Question:
If tan((π/12) - x), tan (π/12), tan((π/12) + x) in the order are the three consecutive terms of a GP then sum all the solutions in [0,314] is kπ. Find value of k.
Attempt:
I tried assuming a = tan (π/12) and y = tanx to make my calculations easier.
a^2 = (a+y)/(1-ay) * (a-y)/(1+ay)
Simplifying this simple removes y from the expression. What should I do? Where am I missing.
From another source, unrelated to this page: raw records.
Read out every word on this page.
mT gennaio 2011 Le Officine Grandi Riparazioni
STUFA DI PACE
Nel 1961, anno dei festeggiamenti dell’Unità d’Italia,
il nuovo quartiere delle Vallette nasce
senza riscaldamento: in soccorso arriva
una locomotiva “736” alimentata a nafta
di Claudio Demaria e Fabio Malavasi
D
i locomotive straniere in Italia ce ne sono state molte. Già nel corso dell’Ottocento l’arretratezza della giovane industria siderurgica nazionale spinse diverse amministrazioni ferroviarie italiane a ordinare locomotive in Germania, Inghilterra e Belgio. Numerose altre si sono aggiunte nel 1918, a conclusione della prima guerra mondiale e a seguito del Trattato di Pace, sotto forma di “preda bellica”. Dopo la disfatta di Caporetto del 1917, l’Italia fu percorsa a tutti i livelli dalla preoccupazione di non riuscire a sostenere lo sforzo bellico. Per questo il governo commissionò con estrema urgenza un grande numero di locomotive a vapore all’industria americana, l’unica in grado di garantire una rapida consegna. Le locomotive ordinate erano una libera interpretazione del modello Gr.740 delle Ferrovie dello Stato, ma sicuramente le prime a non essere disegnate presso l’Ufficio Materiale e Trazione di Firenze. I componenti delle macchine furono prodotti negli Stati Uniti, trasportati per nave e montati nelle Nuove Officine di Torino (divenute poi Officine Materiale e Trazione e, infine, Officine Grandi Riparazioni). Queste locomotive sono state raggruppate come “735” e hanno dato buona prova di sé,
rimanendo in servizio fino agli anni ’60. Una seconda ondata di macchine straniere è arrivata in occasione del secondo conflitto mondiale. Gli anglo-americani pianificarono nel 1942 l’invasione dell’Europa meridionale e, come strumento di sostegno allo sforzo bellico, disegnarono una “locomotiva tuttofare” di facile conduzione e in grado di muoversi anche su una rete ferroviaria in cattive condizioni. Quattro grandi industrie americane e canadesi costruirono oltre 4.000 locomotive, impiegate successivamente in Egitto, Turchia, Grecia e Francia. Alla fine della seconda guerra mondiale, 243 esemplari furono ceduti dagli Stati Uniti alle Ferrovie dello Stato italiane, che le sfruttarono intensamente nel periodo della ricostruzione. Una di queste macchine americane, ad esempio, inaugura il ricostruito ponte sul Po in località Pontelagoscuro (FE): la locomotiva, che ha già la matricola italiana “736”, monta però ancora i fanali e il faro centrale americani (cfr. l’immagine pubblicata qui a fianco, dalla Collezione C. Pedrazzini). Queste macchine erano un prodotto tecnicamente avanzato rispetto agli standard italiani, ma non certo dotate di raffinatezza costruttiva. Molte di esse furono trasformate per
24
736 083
Write tan as $\dfrac{\sin}{\cos}$ like
$$\dfrac{\sin\pi/12\cos(\pi/12-x)}{\cos\pi/12\sin(\pi/12-x)}=?$$
Now apply componendo & dividendo(https://brilliant.org/wiki/componendo-and-dividendo/)
Hint:
Writing like $b^2=ca,$
$$\dfrac{\sin^2A}{\cos^2A}=\dfrac{\sin(A-x)\sin(A+x)}{\cos(A-x)\cos(A+x)}$$
Now use Prove $ \sin(A+B)\sin(A-B)=\sin^2A-\sin^2B $
and
Prove that $\cos (A + B)\cos (A - B) = {\cos ^2}A - {\sin ^2}B$
Then https://brilliant.org/wiki/componendo-and-dividendo/
Finally double formula for cosine.
Please let me know if you face any further problem?